Prescription de l’escroquerie et article 9-1 du Code de procedure penale : l’universalisation du regime par la chambre criminelle (Crim. 25 mars 2026, n° 24-80.607)
Par Hassan KOHEN, avocat au barreau de Paris
La chambre criminelle de la Cour de cassation, par un arret du 25 mars 2026 publie au Bulletin, a consacre l’universalite du regime derogatoire de prescription de l’article 9-1 du code de procedure penale et admis, pour la premiere fois, que l’escroquerie puisse etre qualifiee d’infraction dissimulee lorsque ses propres actes constitutifs tendent a en empecher la decouverte. Cette decision, qui rompt avec une jurisprudence restrictive remontant a 1993, modifie profondement l’office du juge et la strategie du conseil en matiere de prescription de l’action publique.

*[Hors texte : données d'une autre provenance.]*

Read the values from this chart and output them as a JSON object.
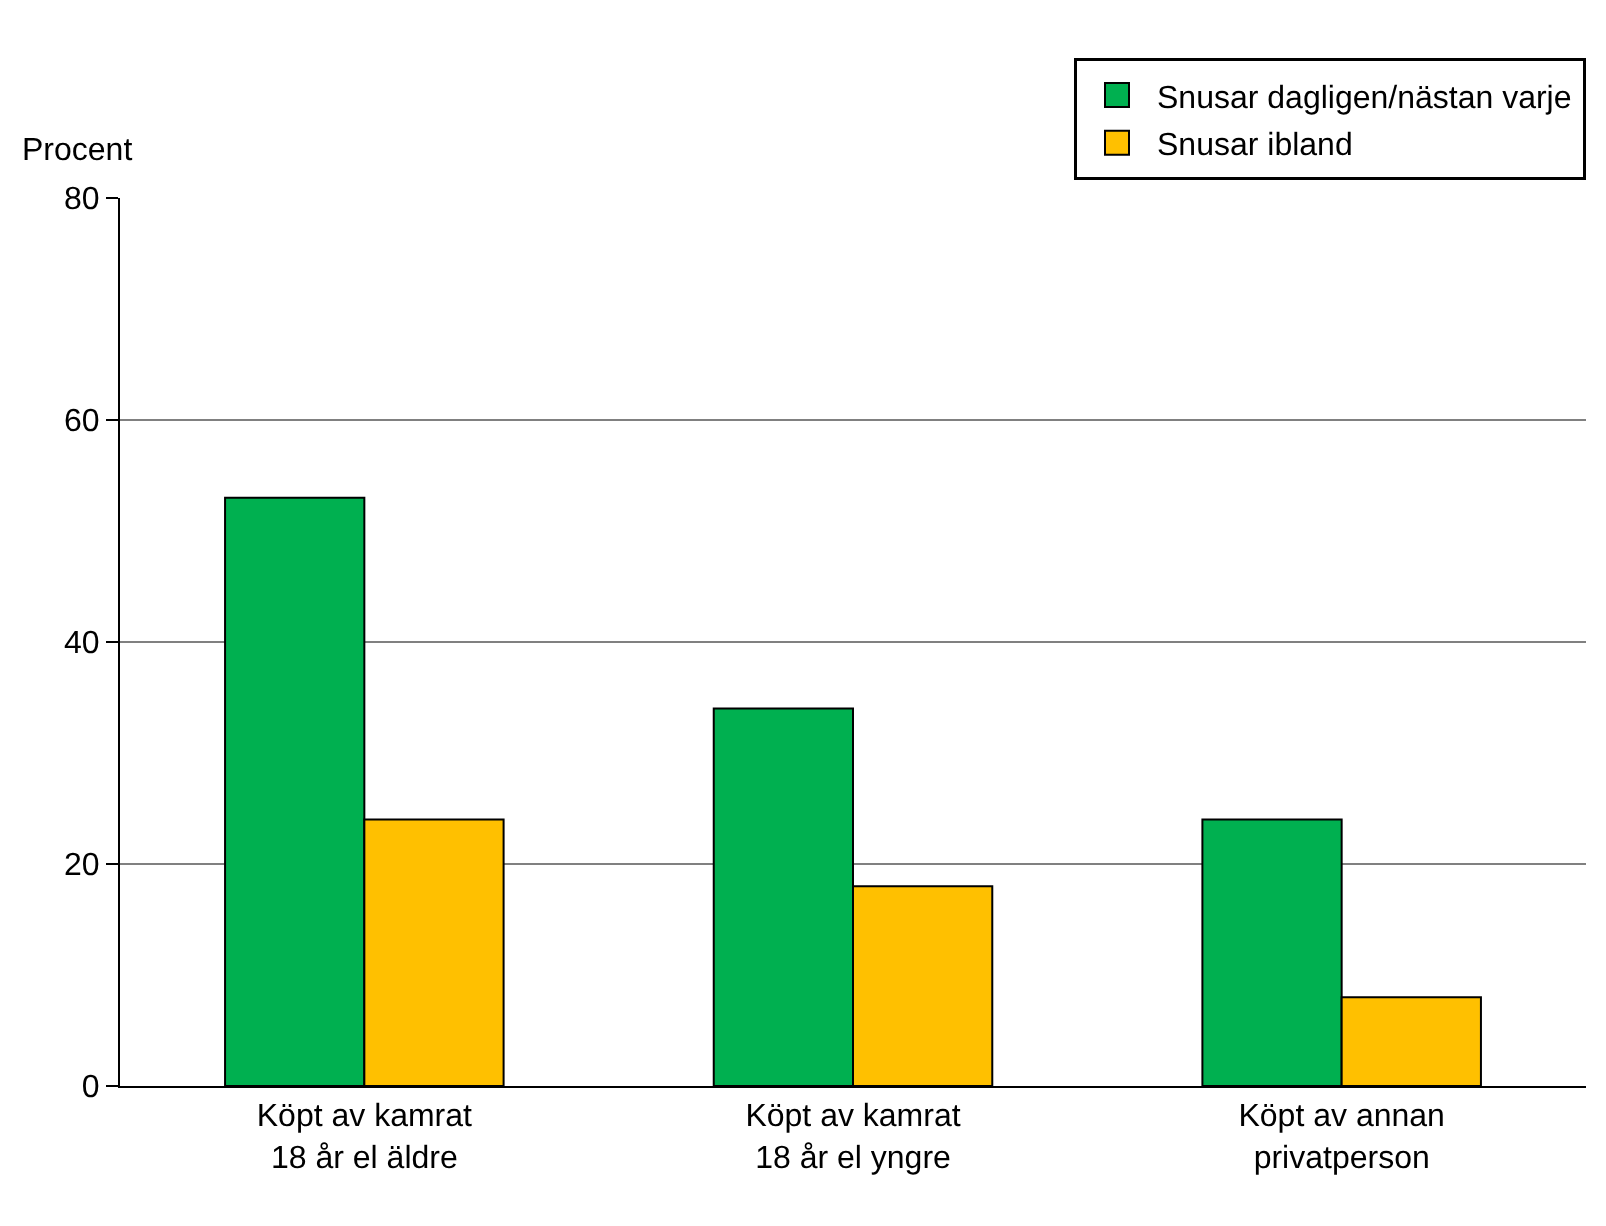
{
  "chart_data": {
    "type": "bar",
    "ylabel": "Procent",
    "categories": [
      "Köpt av kamrat\n18 år el äldre",
      "Köpt av kamrat\n18 år el yngre",
      "Köpt av annan\nprivatperson"
    ],
    "series": [
      {
        "name": "Snusar dagligen/nästan varje",
        "color": "#00b050",
        "values": [
          53,
          34,
          24
        ]
      },
      {
        "name": "Snusar ibland",
        "color": "#ffc000",
        "values": [
          24,
          18,
          8
        ]
      }
    ],
    "ylim": [
      0,
      80
    ],
    "yticks": [
      0,
      20,
      40,
      60,
      80
    ],
    "grid": "y",
    "legend": "top right"
  }
}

I. L’universalisation du regime de l’article 9-1 du code de procedure penale
A. La rupture avec la jurisprudence restrictive anterieure a la loi du 27 fevrier 2017
Avant l’entree en vigueur de la loi n° 2017-242 du 27 fevrier 2017 portant reforme de la prescription en matiere penale, la chambre criminelle avait developpe une jurisprudence pretorienne qui reportait le point de depart du delai de prescription de certaines infractions economiques et financieres au jour ou les faits delictueux etaient apparus et avaient pu etre constates dans des conditions permettant l’exercice de l’action publique Crim., 13 fevrier 1989, n° 88-81.218, Bull. crim. 1989, n° 69, https://www.courdecassation.fr/decision/ ; Crim., 8 fevrier 2006, n° 05-80.301, Bull. crim. 2006, n° 34, https://www.courdecassation.fr/decision/. Cette construction jurisprudentielle visait essentiellement les delits occultes par nature, tel l’abus de biens sociaux.

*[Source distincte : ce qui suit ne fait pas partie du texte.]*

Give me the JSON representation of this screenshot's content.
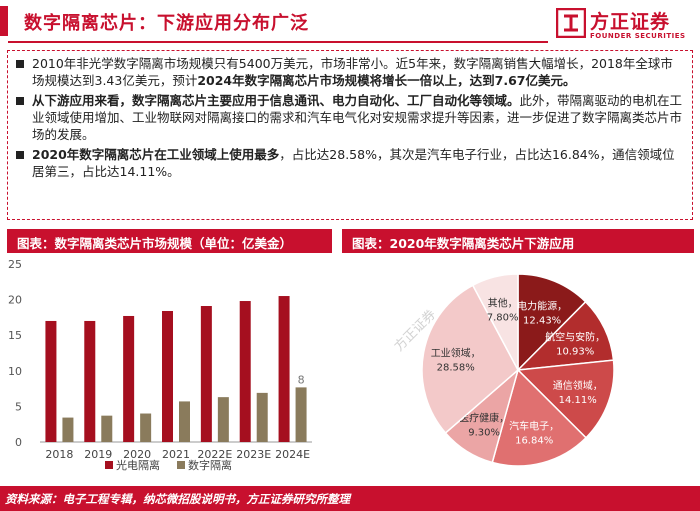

Pour l’escroquerie, la solution etait radicalement differente. La Cour de cassation jugeait de maniere constante que le point de depart du delai de prescription ne pouvait etre retarde au moment de sa decouverte. Elle considerait que, la remise etant necessairement connue de la victime, l’element constitutif de l’infraction interdisait tout report Crim., 3 mai 1993, n° 92-81.728, Bull. crim. 1993, n° 162, https://www.courdecassation.fr/decision/ ; Crim., 8 septembre 2010, n° 09-85.961, https://www.courdecassation.fr/decision/.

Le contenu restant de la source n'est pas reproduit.